Videos of Howard posted on YouTube show him traveling the USA wearing everything from hot pants to bright blue leggings.
One particularly outlandish outfit? A pair of tight black pants and a belly-baring top.
INSIDE EDITION showed Howard's photo to veteran flight attendant Kirsten Bartie, who says she's surprised that cross-dressing Howard was permitted to fly.
"I would not care to serve this man in his underwear on an airplane. I am fully dressed, I would like to serve passengers that also are fully dressed," Bartie said.
For DeShon Marman, traveling is not as easy as it is for Howard. The star defensive back for the University of New Mexico football team wore pajama pants boarding a US Airways flight from San Francisco to Phoniex. But Marman's pants were hanging so low that his underwear was exposed. He says he was struggling with bags.
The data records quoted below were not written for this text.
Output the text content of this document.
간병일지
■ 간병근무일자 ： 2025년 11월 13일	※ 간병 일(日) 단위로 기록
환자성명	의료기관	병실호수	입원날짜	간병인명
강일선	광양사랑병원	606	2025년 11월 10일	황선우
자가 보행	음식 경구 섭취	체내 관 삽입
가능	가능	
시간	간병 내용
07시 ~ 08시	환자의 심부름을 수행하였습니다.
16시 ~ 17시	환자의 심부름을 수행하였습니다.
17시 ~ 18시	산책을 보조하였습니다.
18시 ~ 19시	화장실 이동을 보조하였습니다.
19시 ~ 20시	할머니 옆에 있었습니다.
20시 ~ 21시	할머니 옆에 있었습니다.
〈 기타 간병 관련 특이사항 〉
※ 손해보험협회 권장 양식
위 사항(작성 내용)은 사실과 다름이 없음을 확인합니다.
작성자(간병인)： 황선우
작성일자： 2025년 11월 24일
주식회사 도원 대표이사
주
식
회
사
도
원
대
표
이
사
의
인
A Youtube video, shot by another passenger, shows what happened when the captain and police officer asked him to get off the plane.
"My pants were up. It was just coming down that walkway. I'm wearing pajama pants, sir," Marman said.
Marman refused to move and was removed from the plane.
So, what is appropriate attire to wear on an airplane? Why would the same airline– in this case, US Airways– allow a guy in a bikini to board, but have a problem with another guy who wore pajama pants with his underwear showing?
Some bloggers are wondering whether race was a factor.
But another blogger commented, "Racism? Really? You've got to be kidding me. Pull up your pants. Nobody wants to see your boxers."
Kirsten Bartie says there's a real issue of safety involved. "If you get on an airplane and your pants are hanging too low, how are you supposed to get out and run out of an airplane if your pants are falling down?" she said.
The incidents recall the time in 2007 when Kyla Ebbert was almost booted from a Southwest flight for wearing a white mini skirt. A flight attendant told Ebbert she was dressed too sexy to fly.
"I was sad, I was hurt, I was really embarrassed," Ebbert said.
Back then there was no official dress code for passengers. And as these two new cases show, there isn't one now, either.